Fleet, by default, will log errors, which are the first thing for which to look. If you have debug logging enabled, you can filter errors by filtering the keyword err.

These logs will be the first way to triage a server-side error. For example, if there are timeouts happening in APIs, you should continue by looking at MYSQL and then REDIS. Otherwise, if it seems like a more illustrative error, this would be a good point to reach out with all the information gathered.

If there are no errors in the logs and everything looks normal, check INFRA.

PARTIALSERVER

Sometimes Fleet operates without any errors but accessing a specific part of the web UI is slow. As a starting point it would be good to get a screenshot of the Network tab in your browsers Developer Tools. The primary data that needs to be visible are Name, Status, and Time (in Chrome's terms). Here's how to accomplish this using Google Chrome.

Besides this, it might be good to continue with MYSQL and REDIS.

Depending on the API, there will likely be follow-up questions about the amount of data, but this would be a good point to check in with Engineering.

MYSQL

Most of the data needed to understand an issue in MySQL should've been gathered already by the basic data specified at the beginning of this document. However, there is a chance that Fleet is running with a database user that is not capable of querying the information needed. So here are the queries that would output a good first step in information gathering:

show engine innodb status;
show processlist;

If read replicas are configured, another piece of important data is whether there has been any replication lag registered.

With all this gathered, it's a good time to reach out to the Engineering team.

REDIS

In most cases, the data gathered at the beginning of this document should be enough to understand what might be happening with Redis. However, if more information is needed, running the monitor command should shed more light on the issue.

WARNING: if Redis is suffering from performance issues, running monitor will only increase the problem.

A less invasive way to check for more stats, if Elasticache is being used (or another system with more reporting), other metrics like current connections, replication lag if applicable, if one instance is largely overused compared to others in cluster mode, the number of commands per key type could help identify what is wrong.

OSQUERY

Just like with the Fleet server, the best way to understand issues on the client-side is to look at logs.

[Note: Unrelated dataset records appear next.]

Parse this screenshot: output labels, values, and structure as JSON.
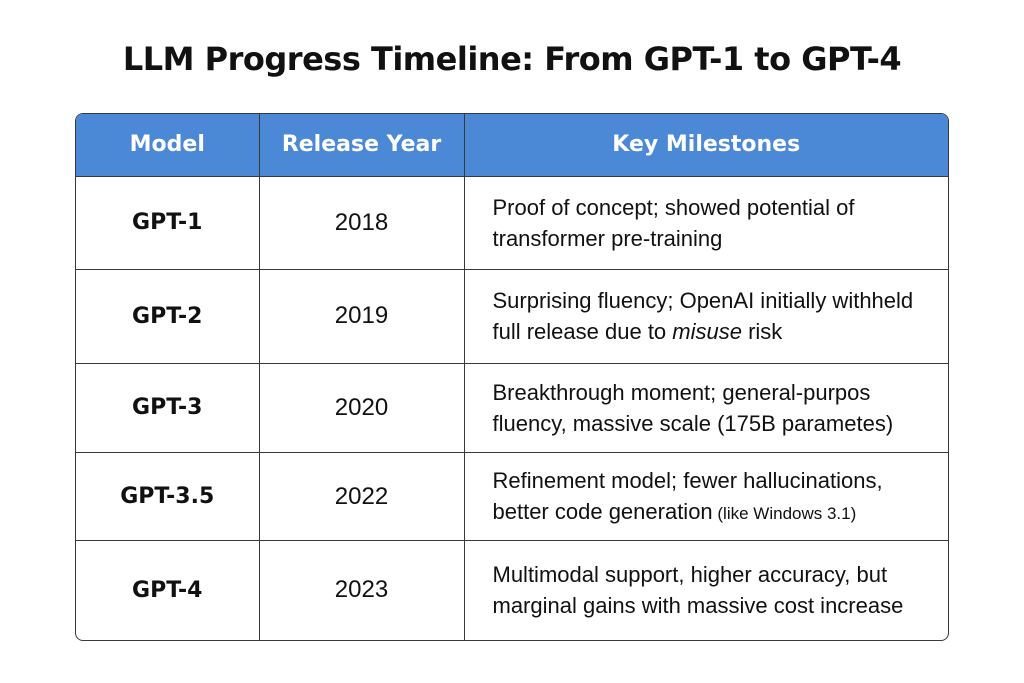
{
  "title": "LLM Progress Timeline: From GPT-1 to GPT-4",
  "table": {
    "headers": {
      "model": "Model",
      "year": "Release Year",
      "milestones": "Key Milestones"
    },
    "header_color": "#4b88d6",
    "rows": [
      {
        "model": "GPT-1",
        "year": "2018",
        "milestones": "Proof of concept; showed potential of transformer pre-training"
      },
      {
        "model": "GPT-2",
        "year": "2019",
        "milestones": "Surprising fluency; OpenAI initially withheld full release due to ",
        "milestones_emph": "misuse",
        "milestones_tail": " risk"
      },
      {
        "model": "GPT-3",
        "year": "2020",
        "milestones": "Breakthrough moment; general-purpos fluency, massive scale (175B parametes)"
      },
      {
        "model": "GPT-3.5",
        "year": "2022",
        "milestones": "Refinement model; fewer hallucinations, better code generation",
        "milestones_small": " (like Windows 3.1)"
      },
      {
        "model": "GPT-4",
        "year": "2023",
        "milestones": "Multimodal support, higher accuracy, but marginal gains with massive cost increase"
      }
    ]
  }
}
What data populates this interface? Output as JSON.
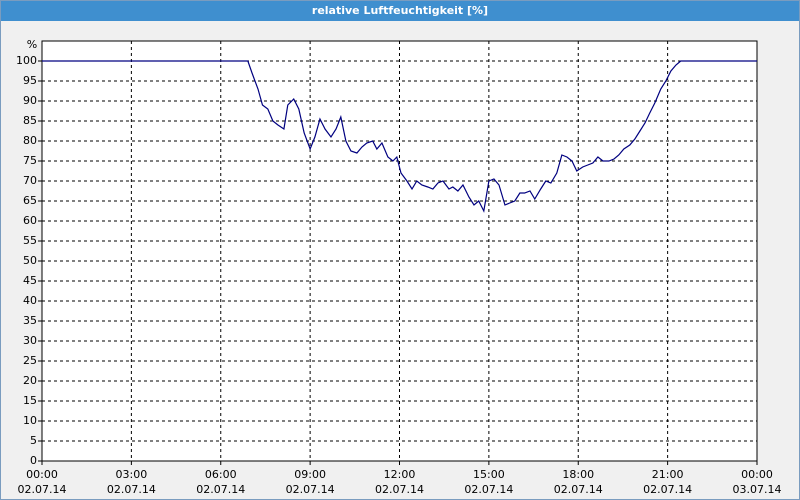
{
  "chart_data": {
    "type": "line",
    "title": "relative Luftfeuchtigkeit [%]",
    "y_label": "%",
    "color": "#000080",
    "grid": true,
    "ylim": [
      0,
      105
    ],
    "yticks": [
      0,
      5,
      10,
      15,
      20,
      25,
      30,
      35,
      40,
      45,
      50,
      55,
      60,
      65,
      70,
      75,
      80,
      85,
      90,
      95,
      100
    ],
    "xlim": [
      0,
      24
    ],
    "xticks": [
      {
        "value": 0,
        "label": "00:00"
      },
      {
        "value": 3,
        "label": "03:00"
      },
      {
        "value": 6,
        "label": "06:00"
      },
      {
        "value": 9,
        "label": "09:00"
      },
      {
        "value": 12,
        "label": "12:00"
      },
      {
        "value": 15,
        "label": "15:00"
      },
      {
        "value": 18,
        "label": "18:00"
      },
      {
        "value": 21,
        "label": "21:00"
      },
      {
        "value": 24,
        "label": "00:00"
      }
    ],
    "xtick_dates": [
      "02.07.14",
      "02.07.14",
      "02.07.14",
      "02.07.14",
      "02.07.14",
      "02.07.14",
      "02.07.14",
      "02.07.14",
      "03.07.14"
    ],
    "x": [
      0,
      6.91,
      7.05,
      7.25,
      7.4,
      7.58,
      7.75,
      7.92,
      8.12,
      8.25,
      8.45,
      8.62,
      8.8,
      9.0,
      9.16,
      9.33,
      9.5,
      9.7,
      9.87,
      10.03,
      10.2,
      10.37,
      10.57,
      10.74,
      10.9,
      11.1,
      11.24,
      11.41,
      11.61,
      11.78,
      11.91,
      12.05,
      12.25,
      12.42,
      12.58,
      12.75,
      12.95,
      13.12,
      13.29,
      13.46,
      13.66,
      13.79,
      13.96,
      14.13,
      14.33,
      14.5,
      14.66,
      14.83,
      15.0,
      15.17,
      15.34,
      15.54,
      15.7,
      15.87,
      16.04,
      16.2,
      16.38,
      16.54,
      16.74,
      16.91,
      17.08,
      17.28,
      17.45,
      17.62,
      17.79,
      17.95,
      18.15,
      18.32,
      18.49,
      18.66,
      18.83,
      19.03,
      19.2,
      19.36,
      19.53,
      19.73,
      19.9,
      20.07,
      20.24,
      20.4,
      20.57,
      20.77,
      20.94,
      21.11,
      21.28,
      21.44,
      24
    ],
    "values": [
      100,
      100,
      97,
      93,
      89,
      88,
      85,
      84,
      83,
      89,
      90.5,
      88,
      82,
      78,
      81,
      85.5,
      83,
      81,
      83,
      86,
      80,
      77.5,
      77,
      78.5,
      79.5,
      80,
      78,
      79.5,
      76,
      75,
      76,
      72,
      70,
      68,
      70,
      69,
      68.5,
      68,
      69.5,
      70,
      68,
      68.5,
      67.5,
      69,
      66,
      64,
      65,
      62.5,
      70,
      70.5,
      69,
      64,
      64.5,
      65,
      67,
      67,
      67.5,
      65.5,
      68,
      70,
      69.5,
      72,
      76.5,
      76,
      75,
      72.5,
      73.5,
      74,
      74.5,
      76,
      75,
      75,
      75.5,
      76.5,
      78,
      79,
      80.5,
      82.5,
      84.5,
      87,
      89.5,
      93,
      95,
      97.5,
      99,
      100,
      100
    ]
  }
}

If you are running vanilla osquery in the host, please restart the host with --tls_dump and --verbose. This will allow us to see more details as to what's happening in the communication with Fleet (or lack thereof). Check the official documentation for details about locating the logs and other configurations.

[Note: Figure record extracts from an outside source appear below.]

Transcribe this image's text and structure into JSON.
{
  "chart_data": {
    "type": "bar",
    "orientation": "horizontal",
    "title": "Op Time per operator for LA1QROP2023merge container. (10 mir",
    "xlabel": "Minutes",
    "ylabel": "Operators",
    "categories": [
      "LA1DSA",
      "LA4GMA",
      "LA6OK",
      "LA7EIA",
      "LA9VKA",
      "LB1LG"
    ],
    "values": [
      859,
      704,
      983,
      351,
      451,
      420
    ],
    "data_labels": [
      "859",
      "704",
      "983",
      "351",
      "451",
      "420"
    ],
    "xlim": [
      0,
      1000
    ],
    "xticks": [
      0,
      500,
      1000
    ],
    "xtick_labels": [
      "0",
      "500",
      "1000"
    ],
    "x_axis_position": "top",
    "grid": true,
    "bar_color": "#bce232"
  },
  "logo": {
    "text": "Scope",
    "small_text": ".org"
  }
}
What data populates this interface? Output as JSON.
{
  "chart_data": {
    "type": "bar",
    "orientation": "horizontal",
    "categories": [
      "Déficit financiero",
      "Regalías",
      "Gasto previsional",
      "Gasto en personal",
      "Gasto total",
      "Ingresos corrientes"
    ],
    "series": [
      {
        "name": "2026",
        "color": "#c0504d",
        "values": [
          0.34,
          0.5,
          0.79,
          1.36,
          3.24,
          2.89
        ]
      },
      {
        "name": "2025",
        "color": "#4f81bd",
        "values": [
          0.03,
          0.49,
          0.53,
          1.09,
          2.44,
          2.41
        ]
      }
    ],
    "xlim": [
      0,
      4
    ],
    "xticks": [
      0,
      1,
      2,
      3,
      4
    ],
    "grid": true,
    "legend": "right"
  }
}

If you are running Orbit, you should add --debug to the command-line options. This will get debug logs for Orbit and also for osquery automatically. Check the Orbit README for more details as to where to find Orbit-specific logs.

If you are running Fleet Desktop, there's no change needed, you should see the log file in the following directories depending on the platform:

  • Linux: $XDG_STATE_HOME/Fleet or $HOME/.local/state/Fleet
  • macOS: $HOME/Library/Logs/Fleet
  • Windows: %LocalAppData%/Fleet

The log file name is fleet-desktop.log.

If the issue is related to osquery extensions, the following data would be needed:

  • osquery version
  • OS it's running on
  • What does the extension do?
  • How is the extension queried/deployed?
  • In what language is the extension implemented?
  • What's the nature of the problem? (i.e. whether the extension is respawning, the extension cant connect, or the extension is up/working and then dies and cant reconnect)

With this data, it's time to reach out to Engineering.

INFRA

At this level, you want to look into Load Balancer logs, errors, and configurations. For instance, does the LB have a request size limit? If the LB is not terminating TLS, is that appropriately configured on the Fleet side?

Make sure as well that your cloud provider is not having issues of their own. For instances, check AWS for status.